Non mi importa cosa ci dipingi

Il libro esplora il legame tra Paul Klee e Ludwig Mies van der Rohe, nella consapevolezza di come le loro opere e il loro modo di pensare abbiano influenzato la cultura artistica e architettonica della modernità. Artista e architetto, nelle loro rispettive discipline, si confrontano in una fase storica in cui tutte le arti si interrogavano sui loro statuti, influenzandosi reciprocamente. Come noto Mies ha spesso evocato Klee nelle sue opere in numerosi collage, dimostrando una connessione profonda che trascendeva il semplice interesse del collezionista.

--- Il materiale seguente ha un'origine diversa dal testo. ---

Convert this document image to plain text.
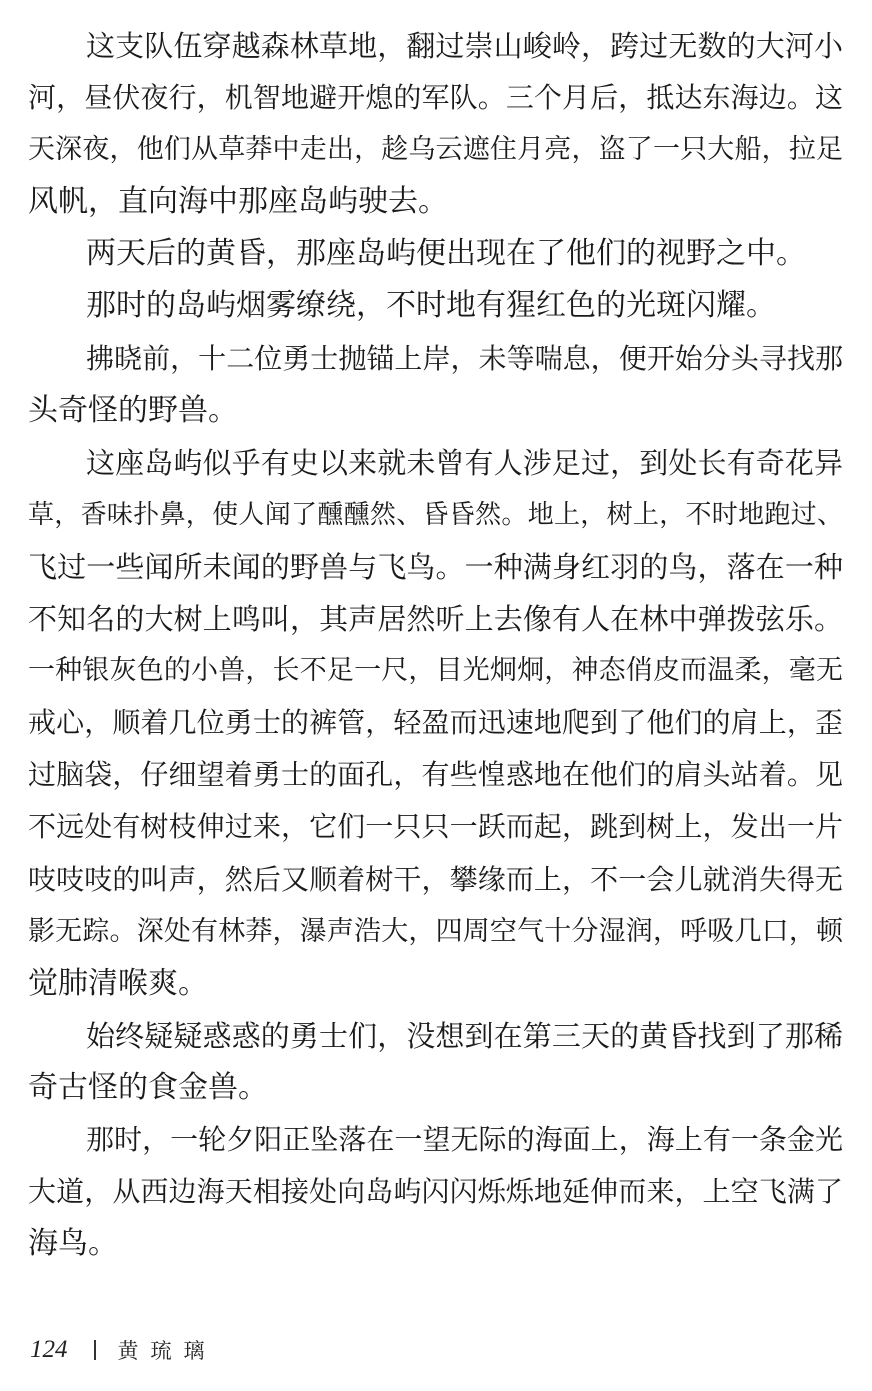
这支队伍穿越森林草地，翻过崇山峻岭，跨过无数的大河小
河，昼伏夜行，机智地避开熄的军队。三个月后，抵达东海边。这
天深夜，他们从草莽中走出，趁乌云遮住月亮，盗了一只大船，拉足
风帆，直向海中那座岛屿驶去。
两天后的黄昏，那座岛屿便出现在了他们的视野之中。
那时的岛屿烟雾缭绕，不时地有猩红色的光斑闪耀。
拂晓前，十二位勇士抛锚上岸，未等喘息，便开始分头寻找那
头奇怪的野兽。
这座岛屿似乎有史以来就未曾有人涉足过，到处长有奇花异
草，香味扑鼻，使人闻了醺醺然、昏昏然。地上，树上，不时地跑过、
飞过一些闻所未闻的野兽与飞鸟。一种满身红羽的鸟，落在一种
不知名的大树上鸣叫，其声居然听上去像有人在林中弹拨弦乐。
一种银灰色的小兽，长不足一尺，目光炯炯，神态俏皮而温柔，毫无
戒心，顺着几位勇士的裤管，轻盈而迅速地爬到了他们的肩上，歪
过脑袋，仔细望着勇士的面孔，有些惶惑地在他们的肩头站着。见
不远处有树枝伸过来，它们一只只一跃而起，跳到树上，发出一片
吱吱吱的叫声，然后又顺着树干，攀缘而上，不一会儿就消失得无
影无踪。深处有林莽，瀑声浩大，四周空气十分湿润，呼吸几口，顿
觉肺清喉爽。
始终疑疑惑惑的勇士们，没想到在第三天的黄昏找到了那稀
奇古怪的食金兽。
那时，一轮夕阳正坠落在一望无际的海面上，海上有一条金光
大道，从西边海天相接处向岛屿闪闪烁烁地延伸而来，上空飞满了
海鸟。
124 黄琉璃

L’indagine comparativa tra Klee e Mies esplora le risonanze tra i due come interpreti autentici del loro tempo – implacabili, come diceva Benjamin – con uno sguardo sulla modernità che include profondità storica, giudizio critico e dimensione spirituale. Le opere di Mies sono analizzate come composizione di elementi di un insieme poetico dove l’architettura, in dialogo con l’arte, libera la parete dal semplice fatto costruttivo elevandola al ruolo di piano concettuale.

La ricerca condotta in questo libro, supportata dall’analisi delle lettere personali e documentata con inediti materiali dell’archivio del Klee Zentrum, presenta per la prima volta tutti i 26 quadri posseduti da Mies impaginati in ordine di acquisizione e presenta continui rimandi tra le opere architettoniche e il lavoro artistico. Il testo propone una lettura dell’opera di Mies che va oltre le interpretazioni storico-critiche consolidate, suggerendone un’integrazione di significati.